The 2% chlorhexidine gluconate achieved a 1-3 log reduction on all strains of C. auris, within the 2 minute contact time. The testing methodology is important here: 4% chlorhexidine washcloths were shown to inhibit the growth of C. auris when tested using an experimental methodology in a recent study, which involved placing swatches of the cloths onto culture media to observe whether zones of clearing occurred. This experimental methodology is probably a better model for in-use efficacy, because it accounts for extended exposure to chlorhexidine due to residual activity.

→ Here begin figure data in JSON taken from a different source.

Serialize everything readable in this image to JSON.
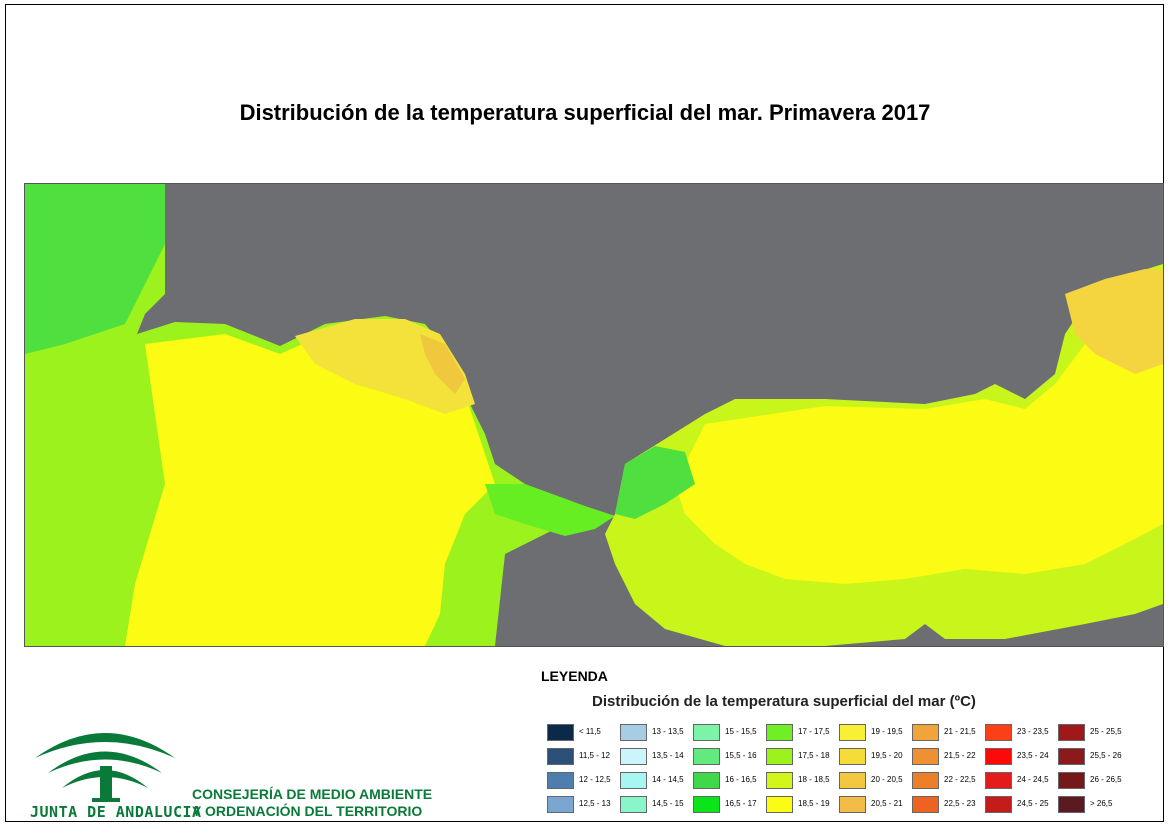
{
  "title": "Distribución de la temperatura superficial del mar. Primavera 2017",
  "legend": {
    "heading": "LEYENDA",
    "subtitle": "Distribución de la temperatura superficial del mar (ºC)",
    "columns": [
      [
        {
          "label": "< 11,5",
          "color": "#0b2a4a"
        },
        {
          "label": "11,5 - 12",
          "color": "#2d5078"
        },
        {
          "label": "12 - 12,5",
          "color": "#4f7dad"
        },
        {
          "label": "12,5 - 13",
          "color": "#7aa6d1"
        }
      ],
      [
        {
          "label": "13 - 13,5",
          "color": "#a7cde5"
        },
        {
          "label": "13,5 - 14",
          "color": "#ccf4fb"
        },
        {
          "label": "14 - 14,5",
          "color": "#a8f6f2"
        },
        {
          "label": "14,5 - 15",
          "color": "#8af5c8"
        }
      ],
      [
        {
          "label": "15 - 15,5",
          "color": "#7df3a8"
        },
        {
          "label": "15,5 - 16",
          "color": "#63ea7e"
        },
        {
          "label": "16 - 16,5",
          "color": "#3fd84b"
        },
        {
          "label": "16,5 - 17",
          "color": "#0ae51a"
        }
      ],
      [
        {
          "label": "17 - 17,5",
          "color": "#6ef025"
        },
        {
          "label": "17,5 - 18",
          "color": "#9cf21c"
        },
        {
          "label": "18 - 18,5",
          "color": "#d2f51a"
        },
        {
          "label": "18,5 - 19",
          "color": "#fbfb13"
        }
      ],
      [
        {
          "label": "19 - 19,5",
          "color": "#f8f034"
        },
        {
          "label": "19,5 - 20",
          "color": "#f6dc38"
        },
        {
          "label": "20 - 20,5",
          "color": "#f4c83e"
        },
        {
          "label": "20,5 - 21",
          "color": "#f3bc46"
        }
      ],
      [
        {
          "label": "21 - 21,5",
          "color": "#f1a43a"
        },
        {
          "label": "21,5 - 22",
          "color": "#ef9032"
        },
        {
          "label": "22 - 22,5",
          "color": "#ec8028"
        },
        {
          "label": "22,5 - 23",
          "color": "#ef6320"
        }
      ],
      [
        {
          "label": "23 - 23,5",
          "color": "#fb4018"
        },
        {
          "label": "23,5 - 24",
          "color": "#fc0a0a"
        },
        {
          "label": "24 - 24,5",
          "color": "#e41b1b"
        },
        {
          "label": "24,5 - 25",
          "color": "#c41b1b"
        }
      ],
      [
        {
          "label": "25 - 25,5",
          "color": "#a01818"
        },
        {
          "label": "25,5 - 26",
          "color": "#8d1a1a"
        },
        {
          "label": "26 - 26,5",
          "color": "#741818"
        },
        {
          "label": "> 26,5",
          "color": "#5a1a22"
        }
      ]
    ]
  },
  "logo": {
    "brand_text": "JUNTA DE ANDALUCIA",
    "brand_color": "#0a7a3a"
  },
  "organization": {
    "line1": "CONSEJERÍA DE MEDIO AMBIENTE",
    "line2": "Y ORDENACIÓN DEL TERRITORIO"
  },
  "map_colors": {
    "land": "#6d6e72",
    "sea_low": "#66ee22",
    "sea_mid": "#c8f51a",
    "sea_high": "#fbfb13",
    "sea_warm": "#f4d540"
  }
}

Also, it’s important to note that 4% chlorhexidine gluconate was diluted to 2% to match the concentration of chlorhexidine in the 2% chlorhexidine in 70% alcohol suspension.
These findings support the use of a range of disinfectants and antiseptics including chlorine-based disinfectants, and iodine-based and chlorhexidine- based antiseptics in the prevention and control of C. auris.
An 11 year Dutch study provides compelling evidence that a move to single rooms from multi-occupancy bays dramatically reduced the burden of multidrug-resistant (MDR) Gram-negative bacteria in the ICU.
The study was centred in a 16 bed ICU in The Netherlands. From 2002-2009, the ICU was composed of a mixture of multi-occupancy bays and single rooms. Then, from 2009-2013 (the end of the study), a new ICU was opened with 100% single rooms. During the period before the move to the new ICU, there were frequent and sustained clusters of clonally related MDR Gram-negative bacteria including Klebsiella, Enterobacter, Serratia, Pseudomonas and Acinetobacter species. After the move to the new ICU, there was a significant reduction in the burden of these bacteria on the ICU, with the total number of MDR Gram-negative bacteria cases falling from around 120 to 20 per 12 month surveillance period.
The authors carefully evaluated the situation to rule out other factors that may have explained this reduction, showing that there were no significant changes in bed occupancy and the number of admissions. However, it is important to note that some important factors that may have explained the reduction could not be measured, for example, compliance with hand hygiene and other basic IPC practices. Also, selective digestive decontamination (SDD) was in use before the more to the new ICU and ceased shortly before the move. Stopping SDD would have reduced the selective pressure for antibiotic resistant bacteria, so could well have contributed to the reduction. Finally, there was no control group to measure the impact of other interventions.
Despite these limitations, this study along with several others, provides evidence that moving to single rooms reduces the transmission of antibiotic resistant bacteria.